[BUG]: Workers Using PCIe Instead Of NVLink On The Same Node

by ADMIN 61 views

[BUG]: workers using PCIe instead of NVLink on the same node

Describe the Bug

Understanding the Issue

When using Nsight System to monitor the transmission bandwidth utilization of a single request, it was observed that the bandwidth utilization of NVLink between two workers was 0. This led to speculation that PCIe might be used for transmission instead, as the bandwidth utilization of PCIe was not 0 at that time. This behavior is unexpected and may have significant implications for the performance and efficiency of the system.

The Importance of NVLink

NVLink is a high-speed interconnect technology that enables fast data transfer between GPUs on the same node. It is designed to provide low-latency and high-bandwidth communication between GPUs, making it an essential component of many high-performance computing applications.
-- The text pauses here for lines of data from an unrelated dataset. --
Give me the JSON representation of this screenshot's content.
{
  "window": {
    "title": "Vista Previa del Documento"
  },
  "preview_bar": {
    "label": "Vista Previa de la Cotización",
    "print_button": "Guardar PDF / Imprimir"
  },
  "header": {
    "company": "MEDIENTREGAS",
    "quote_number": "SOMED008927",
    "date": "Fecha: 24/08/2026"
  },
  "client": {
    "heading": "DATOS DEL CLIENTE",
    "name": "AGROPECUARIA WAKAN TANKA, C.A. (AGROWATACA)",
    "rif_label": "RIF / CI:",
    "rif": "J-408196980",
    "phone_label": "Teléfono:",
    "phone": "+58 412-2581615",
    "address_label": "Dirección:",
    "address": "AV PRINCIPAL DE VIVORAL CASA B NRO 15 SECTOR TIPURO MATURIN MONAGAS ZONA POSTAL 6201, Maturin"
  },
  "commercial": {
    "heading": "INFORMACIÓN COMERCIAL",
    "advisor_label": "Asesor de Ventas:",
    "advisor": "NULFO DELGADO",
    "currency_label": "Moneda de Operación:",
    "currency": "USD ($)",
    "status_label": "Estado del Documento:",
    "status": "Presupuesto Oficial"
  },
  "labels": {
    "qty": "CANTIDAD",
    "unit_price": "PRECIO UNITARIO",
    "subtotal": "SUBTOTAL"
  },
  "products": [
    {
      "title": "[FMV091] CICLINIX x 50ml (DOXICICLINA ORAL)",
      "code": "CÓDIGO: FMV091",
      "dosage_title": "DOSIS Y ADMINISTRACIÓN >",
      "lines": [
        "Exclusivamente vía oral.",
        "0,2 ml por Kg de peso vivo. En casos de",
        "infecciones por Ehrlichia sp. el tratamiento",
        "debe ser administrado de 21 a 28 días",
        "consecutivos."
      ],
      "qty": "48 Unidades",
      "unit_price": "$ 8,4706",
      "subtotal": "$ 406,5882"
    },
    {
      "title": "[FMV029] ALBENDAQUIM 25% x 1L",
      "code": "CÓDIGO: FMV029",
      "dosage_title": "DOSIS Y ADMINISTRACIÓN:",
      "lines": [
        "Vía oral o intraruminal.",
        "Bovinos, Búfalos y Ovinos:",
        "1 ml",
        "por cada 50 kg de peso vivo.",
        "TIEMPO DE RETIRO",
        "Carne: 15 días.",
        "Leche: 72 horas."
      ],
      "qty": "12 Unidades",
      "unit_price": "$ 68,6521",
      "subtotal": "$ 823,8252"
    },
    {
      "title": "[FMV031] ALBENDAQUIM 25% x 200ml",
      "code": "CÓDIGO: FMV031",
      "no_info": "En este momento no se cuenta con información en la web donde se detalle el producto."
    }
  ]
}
In this case, the use of NVLink is critical for achieving optimal performance and efficiency in the system.

Steps to Reproduce

Reproducing the Issue

To reproduce the issue, the following configuration file was used:

Common:
  model: /models/Llama-3.1-8b-Instruct
  block-size: 64
  max-model-len: 3500
  router: kv
  kv-transfer-config: '{"kv_connector":"DynamoNixlConnector"}'

Frontend:
  served_model_name: Llama-3.1-8b-Instruct
  endpoint: dynamo.Processor.chat/completions
  port: 8000

Processor:
  common-configs: [model, block-size, max-model-len, router]

Router:
  min-workers: 1
  common-configs: [model]

VllmWorker:
  # max-num-batched-tokens: 3500
  remote-prefill: true
  conditional-disagg: false
  tensor-parallel-size: 1
  enable-prefix-caching: true
  ServiceArgs:
    workers: 1
    resources:
      gpu: 1
  common-configs: [model, block-size, max-model-len, router, kv-transfer-config]

PrefillWorker:
  max-num-batched-tokens: 3500
  gpu-memory-utilization: 0.98
  tensor-parallel-size: 1
  ServiceArgs:
    workers: 1
    resources:
      gpu: 1
  common-configs: [model, block-size, max-model-len, kv-transfer-config]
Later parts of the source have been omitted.